Liza Mitchell, education and outreach coordinator for the Roaring Fork Conservancy, said Cattle Creek was hit with a double-whammy this year. “Flows are below average because run-off peaked early and it peaked low,” she explained.  That means the timing was early and there wasn’t much water to begin with. The Snotel site on McClure Pass, which measures snowpack and how much water is in the snow, was dry by May 1st.

Mitchell added that once water is diverted from Cattle Creek, it’s gone forever. Return flows go into the Roaring Fork River. “Ideally, return flows go back to the stream of origin,” she explained. “But, the West is piped and ditched and pumped so much now that that doesn’t happen.”

Even with senior water rights from the Needham Ditch, the Strang Ranch isn’t irrigating all of its hay fields and the first cutting was low. “We got about half of what we hoped for,” said Kit

Is it a drought year for the Roaring Fork Valley? Maps from the US Drought Information Center show that extreme drought, in red, has swallowed up the southern third of Colorado and, like a plume of lava, a portion of red reaches dangerously close to the western edge of Pitkin County. Most of Garfield County is in severe drought.
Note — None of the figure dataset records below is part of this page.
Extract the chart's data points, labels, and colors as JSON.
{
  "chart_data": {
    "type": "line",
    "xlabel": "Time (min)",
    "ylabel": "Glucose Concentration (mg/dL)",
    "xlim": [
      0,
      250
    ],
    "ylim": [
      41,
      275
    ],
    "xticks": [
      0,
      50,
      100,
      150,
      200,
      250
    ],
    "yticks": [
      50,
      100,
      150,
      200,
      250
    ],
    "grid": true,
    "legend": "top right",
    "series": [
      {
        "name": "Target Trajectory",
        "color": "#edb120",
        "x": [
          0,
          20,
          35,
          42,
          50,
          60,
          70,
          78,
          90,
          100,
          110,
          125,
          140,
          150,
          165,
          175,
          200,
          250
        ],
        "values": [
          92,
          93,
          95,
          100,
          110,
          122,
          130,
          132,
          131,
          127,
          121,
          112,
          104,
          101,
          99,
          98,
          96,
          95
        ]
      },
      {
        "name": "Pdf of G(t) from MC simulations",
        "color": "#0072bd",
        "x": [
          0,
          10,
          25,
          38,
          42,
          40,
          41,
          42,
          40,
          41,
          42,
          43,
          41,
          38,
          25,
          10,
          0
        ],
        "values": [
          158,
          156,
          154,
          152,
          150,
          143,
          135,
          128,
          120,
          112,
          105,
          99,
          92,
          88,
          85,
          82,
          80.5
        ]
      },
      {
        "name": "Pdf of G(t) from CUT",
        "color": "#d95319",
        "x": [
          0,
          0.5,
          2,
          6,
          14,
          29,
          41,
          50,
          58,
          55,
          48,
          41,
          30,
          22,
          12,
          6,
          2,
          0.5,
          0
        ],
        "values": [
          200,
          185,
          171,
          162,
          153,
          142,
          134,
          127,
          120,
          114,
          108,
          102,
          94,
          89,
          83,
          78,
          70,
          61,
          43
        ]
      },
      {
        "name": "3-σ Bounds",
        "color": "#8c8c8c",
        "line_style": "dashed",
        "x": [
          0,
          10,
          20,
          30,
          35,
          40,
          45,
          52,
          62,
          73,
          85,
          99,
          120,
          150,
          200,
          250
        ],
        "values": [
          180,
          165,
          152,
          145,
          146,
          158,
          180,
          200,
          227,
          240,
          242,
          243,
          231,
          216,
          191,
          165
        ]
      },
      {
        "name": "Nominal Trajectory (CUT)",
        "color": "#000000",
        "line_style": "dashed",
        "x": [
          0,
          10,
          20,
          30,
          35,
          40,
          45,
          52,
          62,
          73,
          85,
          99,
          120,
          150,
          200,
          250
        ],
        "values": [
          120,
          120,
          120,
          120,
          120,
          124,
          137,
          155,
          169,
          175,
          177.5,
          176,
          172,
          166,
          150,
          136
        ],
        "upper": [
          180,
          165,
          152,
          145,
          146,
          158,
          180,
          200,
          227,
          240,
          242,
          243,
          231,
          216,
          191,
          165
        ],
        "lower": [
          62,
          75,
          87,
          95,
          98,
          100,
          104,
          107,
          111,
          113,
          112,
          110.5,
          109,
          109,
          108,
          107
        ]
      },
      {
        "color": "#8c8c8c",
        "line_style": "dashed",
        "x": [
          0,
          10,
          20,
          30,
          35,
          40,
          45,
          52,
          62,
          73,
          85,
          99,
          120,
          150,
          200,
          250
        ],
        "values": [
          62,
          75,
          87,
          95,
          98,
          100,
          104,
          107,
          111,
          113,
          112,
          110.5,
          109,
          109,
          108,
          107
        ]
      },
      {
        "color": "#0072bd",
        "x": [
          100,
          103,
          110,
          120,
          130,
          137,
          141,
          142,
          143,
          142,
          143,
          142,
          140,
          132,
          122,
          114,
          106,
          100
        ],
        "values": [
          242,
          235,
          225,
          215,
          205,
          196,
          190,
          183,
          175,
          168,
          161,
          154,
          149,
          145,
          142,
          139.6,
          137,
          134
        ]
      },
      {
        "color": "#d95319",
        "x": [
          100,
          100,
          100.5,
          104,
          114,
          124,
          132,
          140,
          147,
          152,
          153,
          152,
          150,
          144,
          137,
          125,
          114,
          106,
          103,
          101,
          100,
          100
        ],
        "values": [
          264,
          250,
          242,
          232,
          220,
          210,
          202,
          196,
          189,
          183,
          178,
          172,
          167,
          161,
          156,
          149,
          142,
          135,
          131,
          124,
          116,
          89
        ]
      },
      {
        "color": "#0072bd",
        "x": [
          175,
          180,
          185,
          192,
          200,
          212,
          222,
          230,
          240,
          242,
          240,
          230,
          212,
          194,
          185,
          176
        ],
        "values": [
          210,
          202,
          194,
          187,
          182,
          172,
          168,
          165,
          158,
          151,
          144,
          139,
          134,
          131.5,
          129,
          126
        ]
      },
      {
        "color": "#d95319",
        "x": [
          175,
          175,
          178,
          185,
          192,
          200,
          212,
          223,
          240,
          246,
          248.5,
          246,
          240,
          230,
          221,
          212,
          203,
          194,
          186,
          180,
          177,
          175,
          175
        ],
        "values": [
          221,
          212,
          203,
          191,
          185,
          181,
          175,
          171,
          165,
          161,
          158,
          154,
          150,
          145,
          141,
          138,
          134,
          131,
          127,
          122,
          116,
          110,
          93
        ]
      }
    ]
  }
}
The Climate Prediction Center in Maryland stated last week that Colorado’s monsoon season could kick in early, but local conditions continue to dry up. Pitkin, Eagle, and Garfield counties along with BLM lands and the entire White River National Forest are under fire restrictions. Mitchell said that even if it rains, the water won’t help stream flows or storage levels. “It will green things up but nothing can change the fact that snow was low and run-off is over,” she said.